Saving the unsavable

Ruby Ravichandran, Ajitha

Deputy Nursing Superintendent, Kauvery Hospital, Cantonment, Trichy, India

*Correspondence:; Tel.: +91 99429 65597

One lesson that I could never forget in the course of our nursing education and service was this: We are not allowed to get attached to our patients because that is against the code of conduct.

But we are human, and a nurse would tend to cry over the frustration of seeing a patient not doing well. The happiness and satisfaction the nurse feels when she sees a patient doing well is immense. Come to think of it, both our training and instinct are directed toward saving lives. To watch a life being lost despite what our hands, hearts, and minds could do is a tragedy that often unfolds in our profession. That is the moment we feel hurt, hopeless, and helpless. We feel we are never good enough. That level of frustration brings out our tears.

The World Health Organization (WHO) declared the Covid-19 outbreak a pandemic in March 2020. Since then, the nurses fighting on the frontline have faced several challenges including a critical shortage of nurses, medical supplies, and a variety of mental health challenges such as burnout and fear of infection.

Covid itself is a huge challenge to manage; but managing a mother infected with Covid, and with a new born exposed to Covid, was a very tough task. Hence, we share here the great efforts we put in to protect the life of a young mother and her tiny baby.
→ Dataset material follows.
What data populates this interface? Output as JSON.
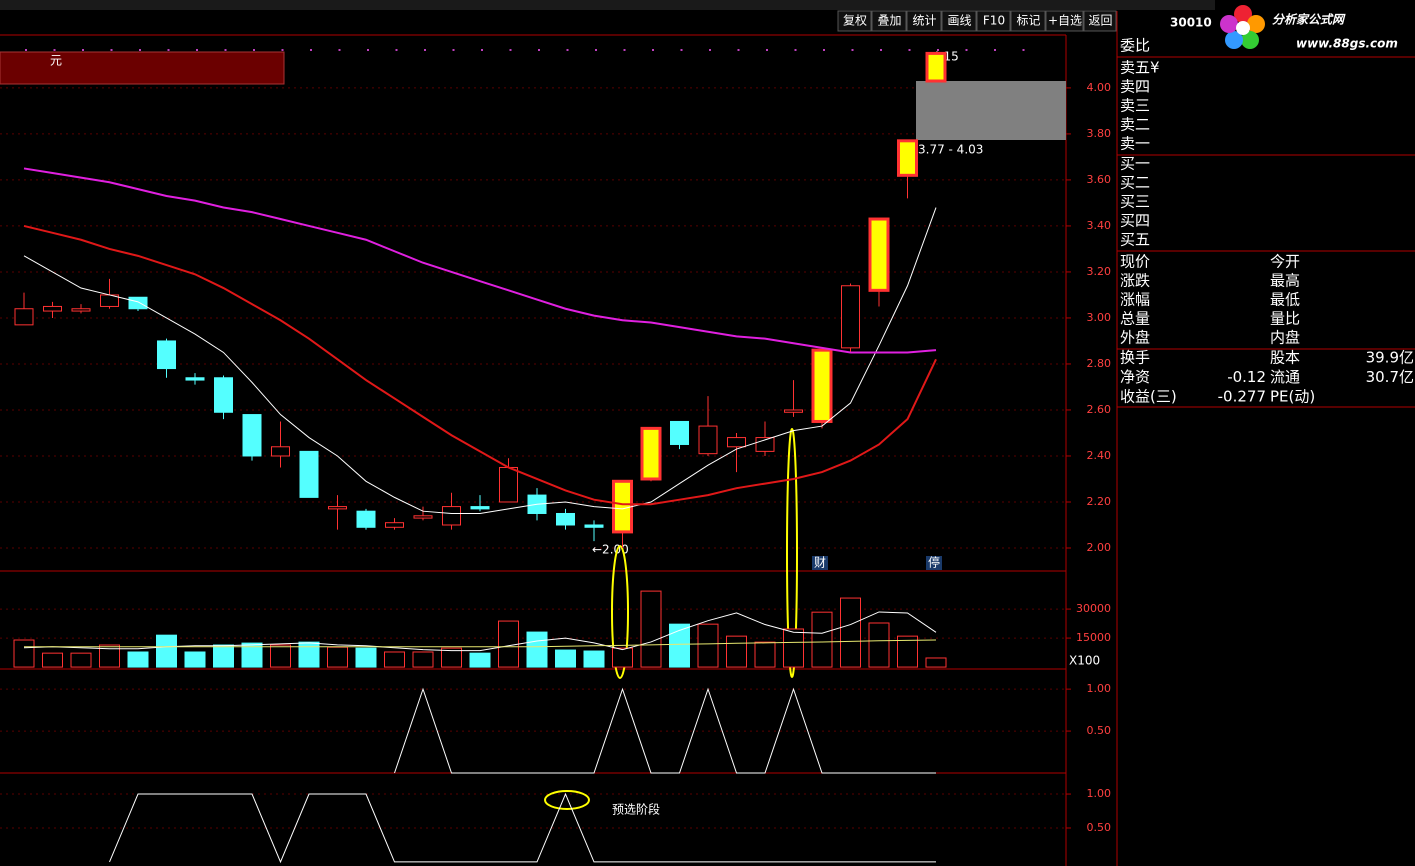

This is the story of a 28-years-aged mother, with an 8-month-old premature baby, and with multiple co-morbidities-Hypothyroidism and obesity. She came to us with breathing difficulty for 2 weeks. She had a history of contact with her father and mother who were COVID Positive. Her RT-PCR was positive for Covid-19. HRCT showed severe COVID 19 with a CT severity score of 30/40; almost her whole lung was almost involved. She had tachycardia, was hypoxic, and needed high oxygen support. Antenatal scan showed single live intrauterine fetus corresponding to 29-30 weeks of gestation, with severe oligohydramnios.

Early identification of fetal bradycardia, and an emergency LSCS, saved both mother and baby. She delivered a live male baby weighing- 1.16 kg. But the newborn was preterm and was immediately shifted to NICU for close monitoring.

The mother was shifted to Covid ICU and connected to mechanical ventilation in view of severe ARDS. She was treated in prone position for three days. We did intense monitoring of her pressure points and additional nursing care was given to prevent breast engorgement as she was not feeding the baby. We also had to monitor her closely for per- vaginal bleeding.

Despite all the difficulties we as nurses faced to wean the mother from ventilation (she was very obese 90 kg and had poor respiratory effort), we motivated her continuously to perform breathing exercises and were finally able to wean her off the ventilator after 14 days.

Our greatest goal as nurses, in this setting, was, in addition to clinical stabilization, to meet the psychological and emotional needs of the mother, to see the mother and child safely through the ICU phase, and prevent/manage post-partum psychosis. She was ambulated early, with great effort and support. The baby was monitored carefully by our expert team at the NICU.

When the mother met her baby for the first time after two weeks, it was a sight to behold! All our eyes were wet as tears of joy poured off our eyes!